22/11/2013

Aéroports de Paris candidat à la privatisation de Rio et Belo Horizonte

Après une première tentative malheureuse l’an dernier, Aéroports de Paris tente de nouveau sa chance au Brésil. Le gestionnaire des aéroports parisiens, associé au sein d’un consortium à Amsterdam Schiphol et à des investisseurs brésiliens, a déposé lundi une offre pour la privatisation d’aéroports de Rio et de Belo-Horizonte. Le résultat de cet appel d’offres, qui porte sur 51 % du capital des deux aéroports, devrait être connu vendredi prochain, à l’issue d’une mise aux enchères des meilleures offres.

En 2012, ADP s’était déjà intéressé à la privatisation des aéroports de São Paulo, Brasilia et Campinas , mais il avait jeté le gant devant l’énormité des montants atteints lors de l’enchère finale. Cette seconde vague de privatisation semble toutefois plus favorable à Aéroports de Paris.

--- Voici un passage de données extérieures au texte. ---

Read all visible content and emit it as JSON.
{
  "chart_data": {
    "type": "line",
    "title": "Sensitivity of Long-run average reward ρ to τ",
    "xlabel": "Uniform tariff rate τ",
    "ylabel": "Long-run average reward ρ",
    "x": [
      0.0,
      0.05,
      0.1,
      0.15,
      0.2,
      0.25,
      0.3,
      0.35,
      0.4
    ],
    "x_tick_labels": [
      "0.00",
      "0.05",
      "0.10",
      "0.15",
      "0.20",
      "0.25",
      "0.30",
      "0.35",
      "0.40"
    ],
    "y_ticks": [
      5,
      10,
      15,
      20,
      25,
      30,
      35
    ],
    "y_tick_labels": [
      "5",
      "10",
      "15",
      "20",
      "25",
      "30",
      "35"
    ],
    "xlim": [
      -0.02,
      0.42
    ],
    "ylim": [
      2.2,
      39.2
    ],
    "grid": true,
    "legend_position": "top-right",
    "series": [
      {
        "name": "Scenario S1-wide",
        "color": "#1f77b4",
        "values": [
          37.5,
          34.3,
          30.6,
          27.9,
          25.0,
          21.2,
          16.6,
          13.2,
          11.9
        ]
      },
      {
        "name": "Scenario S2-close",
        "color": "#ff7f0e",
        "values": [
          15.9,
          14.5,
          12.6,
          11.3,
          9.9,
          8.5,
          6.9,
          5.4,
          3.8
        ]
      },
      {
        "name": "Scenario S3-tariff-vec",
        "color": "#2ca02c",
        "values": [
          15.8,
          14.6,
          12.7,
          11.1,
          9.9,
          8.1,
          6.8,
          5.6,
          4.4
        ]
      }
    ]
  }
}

Tirant les leçons du premier appel, qui avait vu des groupes sans grande expérience aéroportuaire l’emporter, le gouvernement brésilien a durci les conditions d’accès. « Sur les 51 % offerts à la privatisation, 25 % doivent revenir à un opérateur ayant l’expérience de la gestion d’un terminal d’au moins 22 millions de passagers pour Rio-Galeao et de 12 millions pour Belo Horizonte-Confins », explique Fernando Santiago, avocat d’affaires au cabinet Chenut-Oliveira-Santiago, à Paris. Aéroports de Paris a également pris soin de s’associer à des partenaires brésiliens de poids : le groupe de BTP Carioca Ingenieria et le fonds JP Investment.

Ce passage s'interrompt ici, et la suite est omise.